We've stumbled upon some kind of hideous, bloodless massacre. Naked female bodies are piled across the narrow passageway in front of us. There are so many limbs and torsos and hairless heads that it's difficult to tell where one ends and the other begins. Several severed body parts are scattered carelessly around the heap: there's a leg just half a metre away from us, and a hand seems to be pointing back the way we came, warning us to come no further. The bodies are stacked so randomly that they could have been vomited out of the ceiling, but this corridor's roof is sealed with water-stained ceiling board, and there are no doors or apertures in its walls.
'What the hell are they doing here?' I say.
Dan doesn't answer, but he must be thinking the same thing as me. Someone brought them here deliberately.
Far as I know we could be miles away from the mall.
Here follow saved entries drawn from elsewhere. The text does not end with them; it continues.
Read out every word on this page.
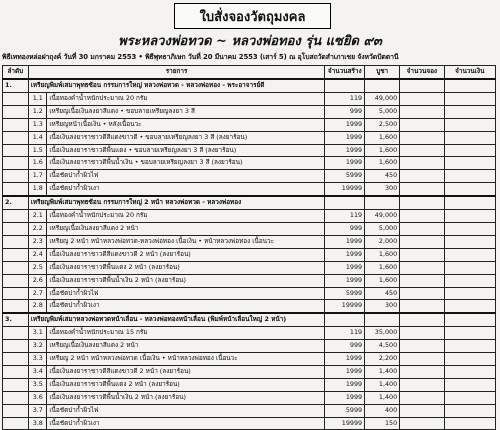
ใบสั่งจองวัตถุมงคล
พระหลวงพ่อทวด ~ หลวงพ่อทอง รุ่น แซยิด ๙๓
พิธีเททองหล่อฝาถุงค์ วันที่ 30 มกราคม 2553 • พิธีพุทธาภิเษก วันที่ 20 มีนาคม 2553 (เสาร์ 5) ณ อุโบสถวัดสำเภาเชย จังหวัดปัตตานี
ลำดับ	รายการ		จำนวนสร้าง	บูชา	จำนวนจอง	จำนวนเงิน
1.	เหรียญพิมพ์เสมาพุทธซ้อน กรรมการใหญ่ หลวงพ่อทวด - หลวงพ่อทอง - พระอาจารย์ดี					
	1.1	เนื้อทองคำน้ำหนักประมาณ 20 กรัม	119	49,000		
	1.2	เหรียญเนื้อเงินลงยาสีแดง • ขอบลายเหรียญลงยา 3 สี	999	5,000		
	1.3	เหรียญหน้าเนื้อเงิน • หลังเนื้อนวะ	1999	2,500		
	1.4	เนื้อเงินลงยาราชาวดีสีแดงขาวดี • ขอบลายเหรียญลงยา 3 สี (ลงยาร้อน)	1999	1,600		
	1.5	เนื้อเงินลงยาราชาวดีพื้นแดง • ขอบลายเหรียญลงยา 3 สี (ลงยาร้อน)	1999	1,600		
	1.6	เนื้อเงินลงยาราชาวดีพื้นน้ำเงิน • ขอบลายเหรียญลงยา 3 สี (ลงยาร้อน)	1999	1,600		
	1.7	เนื้อชัตปาก้ำผิวไฟ	5999	450		
	1.8	เนื้อชัตปาก้ำผิวเงา	19999	300		
2.	เหรียญพิมพ์เสมาพุทธซ้อน กรรมการใหญ่ 2 หน้า หลวงพ่อทวด - หลวงพ่อทอง					
	2.1	เนื้อทองคำน้ำหนักประมาณ 20 กรัม	119	49,000		
	2.2	เหรียญเนื้อเงินลงยาสีแดง 2 หน้า	999	5,000		
	2.3	เหรียญ 2 หน้า หน้าหลวงพ่อทวด-หลวงพ่อทอง เนื้อเงิน • หน้าหลวงพ่อทอง เนื้อนวะ	1999	2,000		
	2.4	เนื้อเงินลงยาราชาวดีสีแดงขาวดี 2 หน้า (ลงยาร้อน)	1999	1,600		
	2.5	เนื้อเงินลงยาราชาวดีพื้นแดง 2 หน้า (ลงยาร้อน)	1999	1,600		
	2.6	เนื้อเงินลงยาราชาวดีพื้นน้ำเงิน 2 หน้า (ลงยาร้อน)	1999	1,600		
	2.7	เนื้อชัตปาก้ำผิวไฟ	5999	450		
	2.8	เนื้อชัตปาก้ำผิวเงา	19999	300		
3.	เหรียญพิมพ์เสมาหลวงพ่อทวดหน้าเลื่อน - หลวงพ่อทองหน้าเลื่อน (พิมพ์หน้าเลื่อนใหญ่ 2 หน้า)					
	3.1	เนื้อทองคำน้ำหนักประมาณ 15 กรัม	119	35,000		
	3.2	เหรียญเนื้อเงินลงยาสีแดง 2 หน้า	999	4,500		
	3.3	เหรียญ 2 หน้า หน้าหลวงพ่อทวด เนื้อเงิน • หน้าหลวงพ่อทอง เนื้อนวะ	1999	2,200		
	3.4	เนื้อเงินลงยาราชาวดีสีแดงขาวดี 2 หน้า (ลงยาร้อน)	1999	1,400		
	3.5	เนื้อเงินลงยาราชาวดีพื้นแดง 2 หน้า (ลงยาร้อน)	1999	1,400		
	3.6	เนื้อเงินลงยาราชาวดีพื้นน้ำเงิน 2 หน้า (ลงยาร้อน)	1999	1,400		
	3.7	เนื้อชัตปาก้ำผิวไฟ	5999	400		
	3.8	เนื้อชัตปาก้ำผิวเงา	19999	150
Not that I can imagine these particular mannequins being used by Truworths or any of the other chain fashion shops.
Books as good as The Mall don’t come along very often. It certainly surprising that a book that at first glance appears to be firmly in the horror genre is actually one of the most inventive and refreshing novels of recent years.
The Mall’s strength lies in the fact that like all great novels it can be read on a number of different levels. On the face of it, it’s a modern homage to the great 1970s horror movies, part Dawn of the Dead, part Westworld, part Texas Chainsaw Massacre. But it’s also an insightful character study on the moral disintegration of a middle-class teenager. Go deeper still and you’ll find a witty satire about modern life, consumerism, body image, identity and social alienation.
The star of the novel is Rhoda, the ultimate anti-heroine. Who better to take on the horrors of consumerism and the fashion world than a tough, scarred, flat-chested drug addict who gets mistaken for a man on page one? Rhoda lights up the page and is far more fun than emo-kid Dan, who narrates alternate chapters with her.
The Mall is a novel that leaves you wanting more and wishing when you reach the end that there’s another chapter and not just the acknowledgements on the last page.